Andersen Consulting says a whopping 83 percent of people who
vacationed for a week or more stayed in touch with the office.
You're sprawled out on the beach sipping your drink, which, of course, is punctuated
by a colorful toothpick umbrella. You're bathing in the sun while waves lap
at your feet.
But something is still wrong.
You're miles away from home -- and that, in your hyperwired, information-overloaded
mind, is the problem.
Feeling disconnected from the office, you just can't resist tiptoeing across
the sand and up to your hotel room to check some work e-mail.
Sound familiar? You're not alone.
Workers are having more trouble than ever unwinding and unwiring themselves
while on vacation.
According to a study by Andersen Consulting, 83 percent of people who vacationed
for a week or more stayed in touch with the office.

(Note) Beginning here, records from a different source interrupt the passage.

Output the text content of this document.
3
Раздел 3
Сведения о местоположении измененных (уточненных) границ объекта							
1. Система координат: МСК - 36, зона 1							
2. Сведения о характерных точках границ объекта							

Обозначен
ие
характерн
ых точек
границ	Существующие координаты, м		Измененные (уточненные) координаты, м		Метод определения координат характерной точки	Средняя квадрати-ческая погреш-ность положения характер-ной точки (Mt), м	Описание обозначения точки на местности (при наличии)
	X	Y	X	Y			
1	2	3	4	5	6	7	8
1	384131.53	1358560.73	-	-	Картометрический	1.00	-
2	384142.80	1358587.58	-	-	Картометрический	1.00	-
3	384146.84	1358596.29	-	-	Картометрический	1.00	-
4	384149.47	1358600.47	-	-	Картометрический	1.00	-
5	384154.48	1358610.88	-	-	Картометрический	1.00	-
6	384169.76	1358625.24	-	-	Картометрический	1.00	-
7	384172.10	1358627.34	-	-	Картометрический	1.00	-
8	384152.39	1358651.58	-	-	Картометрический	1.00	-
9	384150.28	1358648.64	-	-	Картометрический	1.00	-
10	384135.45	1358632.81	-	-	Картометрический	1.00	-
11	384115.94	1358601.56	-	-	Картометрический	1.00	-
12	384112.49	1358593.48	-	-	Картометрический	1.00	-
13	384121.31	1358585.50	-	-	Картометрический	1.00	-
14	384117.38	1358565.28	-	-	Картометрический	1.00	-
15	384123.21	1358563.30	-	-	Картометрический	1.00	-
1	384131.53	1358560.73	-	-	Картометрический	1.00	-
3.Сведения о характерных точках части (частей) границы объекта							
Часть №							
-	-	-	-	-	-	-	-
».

Most checked voice mail, but 16 percent took a laptop, and most
of those used it to get their e-mails. One poor soul said he returned 300 e-mails
while supposedly getting some R&R.
And one out of every 25 people scored the keep-in-touch trifecta -- bringing
along a cell phone, a laptop and a pager on their vacation.
"Staying connected is increasingly becoming a fact of life in the new economy,"
Thomas H. Davenport, director of Andersen's Institute for Strategic Change,
said in a statement accompanying the study. Practicing 'triage'
Added Andersen Chief Scientist Glover Ferguson Jr.: "Overall, business has
extended into a new phase of a highly competitive, highly charged environment."
He said most people are contacting the office not to work, but to make sure
that important job tasks are handled by the right person in their absence.
"A lot of this e-mail access that occurs on vacation is exactly that -- triage,"
Among the other study findings:
- about one-third of the respondents said they were "not thrilled" at the
prospect of staying in touch, but recognized it was necessary;
- another 25 percent said they stayed connected so they didn't have to deal
with a backlog when they returned;
- and 25 percent said they were "grateful that we have the technology to
stay in touch."
Andersen conducted a telephone survey of 306 people from across the United
States whose household income totaled $75,000 or more. The respondents worked
in sectors ranging from health care to high technology to construction.